Un même jeu d’opposition-miroir relie la démarche fantastique de Tsutue et celle plus naturaliste de La Canicule. Tous deux utilisent un montage d’images énigmatiques, difficiles d’accès car contenant peu de dialogues, consciemment étouffées par une aura surréaliste pour l’un, et par une chaleur écrasant la chair nue des personnages dans l’autre. Ce sont des œuvres qui révèlent progressivement, à force de patience, qu’un deuil a eu lieu, et que, dans les deux cas, l’isolement, voire le mutisme en est la conséquence.

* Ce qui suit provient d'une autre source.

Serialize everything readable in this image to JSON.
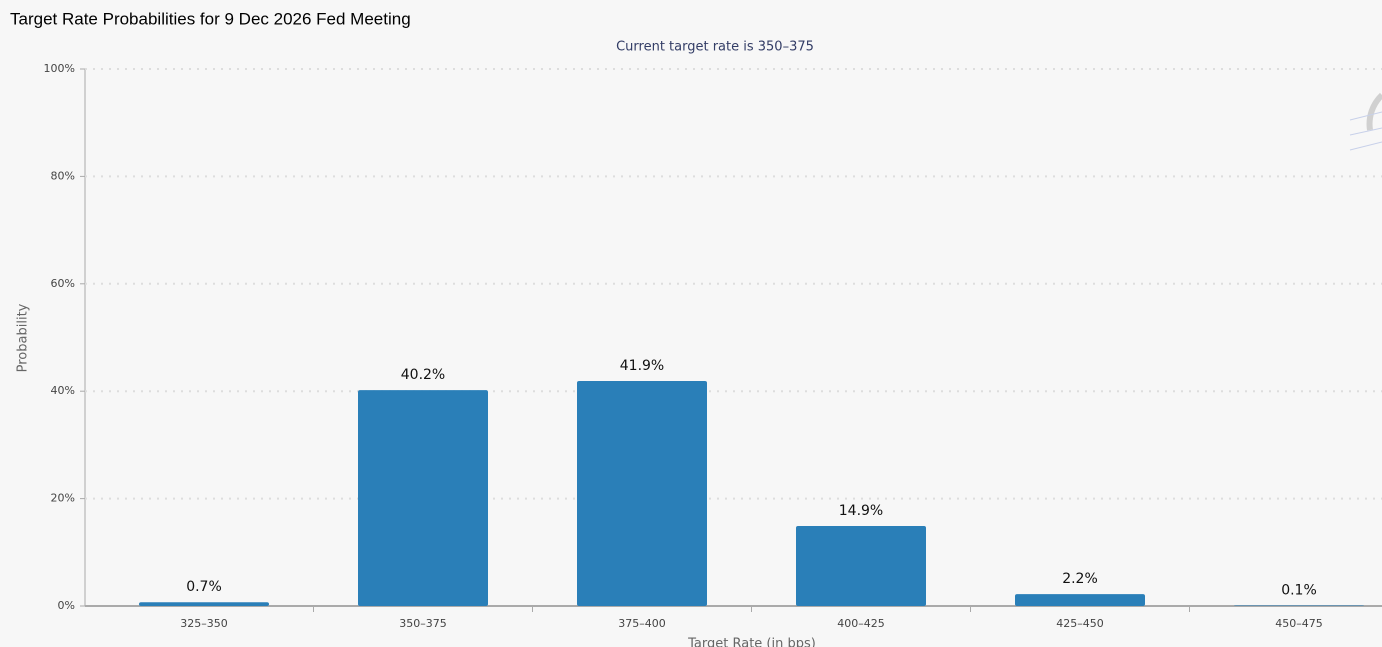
{
  "chart_data": {
    "type": "bar",
    "title": "Target Rate Probabilities for 9 Dec 2026 Fed Meeting",
    "subtitle": "Current target rate is 350–375",
    "x_label": "Target Rate (in bps)",
    "y_label": "Probability",
    "categories": [
      "325–350",
      "350–375",
      "375–400",
      "400–425",
      "425–450",
      "450–475"
    ],
    "values": [
      0.7,
      40.2,
      41.9,
      14.9,
      2.2,
      0.1
    ],
    "value_labels": [
      "0.7%",
      "40.2%",
      "41.9%",
      "14.9%",
      "2.2%",
      "0.1%"
    ],
    "color": "#2a7fb8",
    "ylim": [
      0,
      100
    ],
    "yticks": [
      {
        "value": 0,
        "label": "0%"
      },
      {
        "value": 20,
        "label": "20%"
      },
      {
        "value": 40,
        "label": "40%"
      },
      {
        "value": 60,
        "label": "60%"
      },
      {
        "value": 80,
        "label": "80%"
      },
      {
        "value": 100,
        "label": "100%"
      }
    ],
    "grid": true
  }
}
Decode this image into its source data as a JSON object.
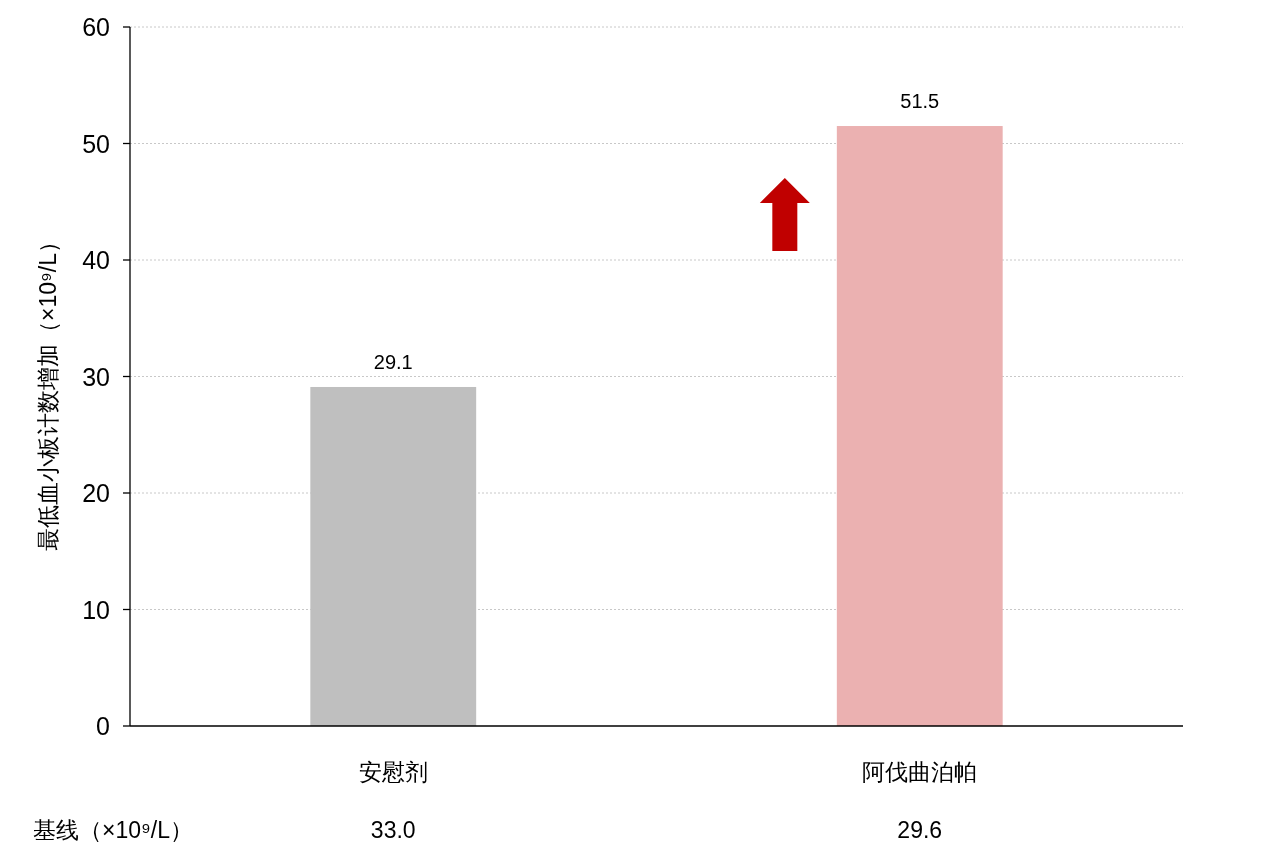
{
  "chart_data": {
    "type": "bar",
    "ylabel": "最低血小板计数增加（×10⁹/L）",
    "categories": [
      "安慰剂",
      "阿伐曲泊帕"
    ],
    "values": [
      29.1,
      51.5
    ],
    "colors": [
      "#bfbfbf",
      "#ebb1b1"
    ],
    "ylim": [
      0,
      60
    ],
    "yticks": [
      0,
      10,
      20,
      30,
      40,
      50,
      60
    ],
    "grid": "y",
    "data_labels": true,
    "annotations": [
      "基线（×10⁹/L）",
      "33.0",
      "29.6"
    ]
  }
}
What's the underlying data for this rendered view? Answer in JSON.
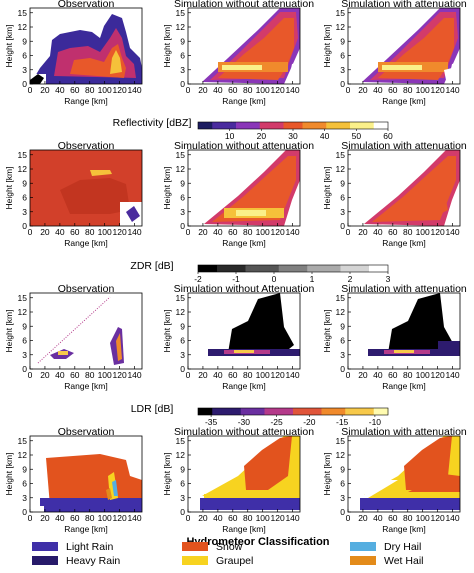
{
  "chart_data": [
    {
      "type": "heatmap",
      "quantity": "Reflectivity",
      "panels": [
        "Observation",
        "Simulation without attenuation",
        "Simulation with attenuation"
      ],
      "xlabel": "Range [km]",
      "ylabel": "Height [km]",
      "xticks": [
        "0",
        "20",
        "40",
        "60",
        "80",
        "100",
        "120",
        "140"
      ],
      "yticks": [
        "0",
        "3",
        "6",
        "9",
        "12",
        "15"
      ],
      "xlim": [
        0,
        150
      ],
      "ylim": [
        0,
        16
      ],
      "colorbar": {
        "label": "Reflectivity [dBZ]",
        "ticks": [
          "10",
          "20",
          "30",
          "40",
          "50",
          "60"
        ],
        "range": [
          0,
          60
        ]
      }
    },
    {
      "type": "heatmap",
      "quantity": "ZDR",
      "panels": [
        "Observation",
        "Simulation without attenuation",
        "Simulation with attenuation"
      ],
      "xlabel": "Range [km]",
      "ylabel": "Height [km]",
      "xticks": [
        "0",
        "20",
        "40",
        "60",
        "80",
        "100",
        "120",
        "140"
      ],
      "yticks": [
        "0",
        "3",
        "6",
        "9",
        "12",
        "15"
      ],
      "xlim": [
        0,
        150
      ],
      "ylim": [
        0,
        16
      ],
      "colorbar": {
        "label": "ZDR [dB]",
        "ticks": [
          "-2",
          "-1",
          "0",
          "1",
          "2",
          "3"
        ],
        "range": [
          -2,
          3
        ]
      }
    },
    {
      "type": "heatmap",
      "quantity": "LDR",
      "panels": [
        "Observation",
        "Simulation without Attenuation",
        "Simulation with attenuation"
      ],
      "xlabel": "Range [km]",
      "ylabel": "Height [km]",
      "xticks": [
        "0",
        "20",
        "40",
        "60",
        "80",
        "100",
        "120",
        "140"
      ],
      "yticks": [
        "0",
        "3",
        "6",
        "9",
        "12",
        "15"
      ],
      "xlim": [
        0,
        150
      ],
      "ylim": [
        0,
        16
      ],
      "colorbar": {
        "label": "LDR [dB]",
        "ticks": [
          "-35",
          "-30",
          "-25",
          "-20",
          "-15",
          "-10"
        ],
        "range": [
          -37,
          -8
        ]
      }
    },
    {
      "type": "heatmap",
      "quantity": "Hydrometeor Classification",
      "panels": [
        "Observation",
        "Simulation without attenuation",
        "Simulation with attenuation"
      ],
      "xlabel": "Range [km]",
      "ylabel": "Height [km]",
      "xticks": [
        "0",
        "20",
        "40",
        "60",
        "80",
        "100",
        "120",
        "140"
      ],
      "yticks": [
        "0",
        "3",
        "6",
        "9",
        "12",
        "15"
      ],
      "xlim": [
        0,
        150
      ],
      "ylim": [
        0,
        16
      ]
    }
  ],
  "legend": {
    "title": "Hydrometeor Classification",
    "items": [
      {
        "label": "Light Rain",
        "color": "#3f2fa8"
      },
      {
        "label": "Heavy Rain",
        "color": "#271a6a"
      },
      {
        "label": "Snow",
        "color": "#e2531e"
      },
      {
        "label": "Graupel",
        "color": "#f7d320"
      },
      {
        "label": "Dry Hail",
        "color": "#55aee0"
      },
      {
        "label": "Wet Hail",
        "color": "#e38b1a"
      }
    ]
  },
  "colors": {
    "reflectivity_scale": [
      "#1c1c60",
      "#4a2b9e",
      "#8a36b8",
      "#d23b6a",
      "#e8582a",
      "#f08a2c",
      "#f5c13a",
      "#faf08a",
      "#ffffff"
    ],
    "zdr_scale": [
      "#000000",
      "#2a2a2a",
      "#555555",
      "#808080",
      "#aaaaaa",
      "#d4d4d4",
      "#ffffff"
    ],
    "ldr_scale": [
      "#000000",
      "#2d1b6e",
      "#6a2fa0",
      "#b43a8a",
      "#e0553a",
      "#f08a2c",
      "#f7c94a",
      "#fffbb0"
    ]
  }
}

La perte de l’être cher plonge dans une solitude qui s’impose définitivement et peut, au choix, nous laisser dans le vague à se conforter dans un déni d’apparence rassurant (Tsutue) ou faire sentir le temps s’écouler, très lentement, comme si la vie se prolongeait infiniment, dans un étirement qui tiendrait lieu de stagnation due au malheur (La Canicule). L’incompréhension et le désespoir s’invitent tout autant dans Ici s’achève le monde connu, auquel s’ajoute l’acharnement à devoir avancer malgré la douleur. Peu de chance pour les personnages de s’échapper de la colonisation qui les enferme sans une part de sacrifice… Cette tentative d’émancipation ne laisse pas de répit à une femme indigène, tout juste jeune maman d’un bébé qu’elle tente de protéger, accompagnée d’un captif africain ne cessant de rappeler à cette dernière son alliance avec un colon. La beauté de l’environnement qui les surplombe n’empêche pas la rude réalité de les rattraper, jusqu’à pousser la jeune femme à commettre le meurtre de son propre enfant en le noyant, comme pour le faire échapper d’un monde déjà trop rude pour lui… Une soirée placée sous le signe de la déstabilisation, loin de certaines zones de confort dont les longs métrages abusent sûrement trop facilement. Cette pluralité de regards traduit en tout cas une volonté commune, celle de replacer l’humain – dans toute son altérité – au cœur de la discussion.